Il gioco di parole è una forma popolare di gioco di parole in cui una parola viene sostituita da una parola simile per un effetto umoristico. Il ruolo dei giochi di parole nella letteratura risale a migliaia di anni e include molte lingue antiche e moderne. Alcune persone detestano i giochi di parole, che sono spesso descritti come “la forma più bassa di umorismo”. Nonostante ciò, molti grandi autori hanno utilizzato giochi di parole in letteratura, tra cui Shakespeare, Oscar Wilde e James Joyce. Possono essere usati per il sollievo comico, come un modo per nascondere uno scherzo o un insulto, o come parte di una più ampia strategia di utilizzo del linguaggio creativo.
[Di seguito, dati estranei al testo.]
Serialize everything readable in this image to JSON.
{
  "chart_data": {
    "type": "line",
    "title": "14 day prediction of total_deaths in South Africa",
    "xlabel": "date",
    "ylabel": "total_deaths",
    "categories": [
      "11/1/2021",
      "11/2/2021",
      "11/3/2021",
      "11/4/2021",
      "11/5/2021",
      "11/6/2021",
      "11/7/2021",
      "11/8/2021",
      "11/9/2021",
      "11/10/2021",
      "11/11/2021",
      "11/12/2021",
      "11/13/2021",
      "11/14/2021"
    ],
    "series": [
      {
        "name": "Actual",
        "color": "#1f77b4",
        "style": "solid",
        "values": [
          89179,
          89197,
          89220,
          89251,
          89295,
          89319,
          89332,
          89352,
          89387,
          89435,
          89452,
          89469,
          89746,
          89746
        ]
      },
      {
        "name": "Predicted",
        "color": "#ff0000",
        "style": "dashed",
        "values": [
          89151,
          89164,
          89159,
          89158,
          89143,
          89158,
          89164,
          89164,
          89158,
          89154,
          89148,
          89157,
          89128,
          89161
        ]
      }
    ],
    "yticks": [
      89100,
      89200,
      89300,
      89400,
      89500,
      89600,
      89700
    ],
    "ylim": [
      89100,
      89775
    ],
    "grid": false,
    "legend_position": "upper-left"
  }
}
I giochi di parole sono registrati nelle prime forme di lingua scritta, inclusi i geroglifici egiziani e la scrittura cuneiforme dell’antica Sumer. Ciò suggerisce che il gioco di parole è davvero una forma d’arte molto antica. I giochi di parole in letteratura sono talvolta chiamati paronomasia, l’antico termine greco che significa “gioco di parole”. Un equivoco implica una parola con due significati separati, come “miele”, che può essere un alimento o un vezzeggiativo. Se un gioco di parole implica uno scambio di equivoco tra due personaggi, viene chiamato asteismus.
Uno dei più famosi utilizzatori di giochi di parole in letteratura era Shakespeare. In Romeo e Giulietta, ha il morente Mercuzio dire: “Domani … mi troverai un uomo serio”. La famosa citazione di Riccardo III, “Ora è l’inverno del nostro malcontento”, continua, “Resa gloriosa estate da questo sole di York”. Questo è un triplo gioco di parole, o gioco di parole composto, poiché il “sole” è il figlio del duca di York, il cui emblema era uno sprazzo di sole. Secondo un conteggio, Shakespeare ha impiegato migliaia di giochi di parole nelle sue commedie e poesie.
Non tutti erano divertiti. In un libro su Shakespeare, l’influente studioso e scrittore del XVIII secolo Samuel Johnson si lamentò del frequente uso dei giochi di parole da parte del Bardo. Un altro critico dei giochi di parole in letteratura è stato il poeta laureato del XVII secolo John Dryden, che potrebbe essere stato il primo a chiamare i giochi di parole “la forma più bassa di spirito”. Anche lo scrittore americano Ambrose Bierce, noto per il suo spirito pungente, ha ammesso che “i saggi si chinano” per fare giochi di parole, mentre “gli sciocchi aspirano” a loro.
Tuttavia, l’uso dei giochi di parole in letteratura è molto diffuso e include alcuni dei migliori parolieri della lingua inglese. Vladimir Nabokov, un maestro della letteratura sia russa che inglese, usava spesso giochi di parole e altri giochi di parole, conferendo al suo lavoro livelli più profondi di significato testuale. Questo tipo di inganno letterario fu impiegato da scrittori successivi come Thomas Pynchon e Alan Moore. Come Nabokov, a James Joyce piaceva creare nuove parole scomponendo o combinando parole esistenti e giocando con la loro costruzione, o etimologia. Joyce si riferiva a questa pratica come “distruggere gli etimi”.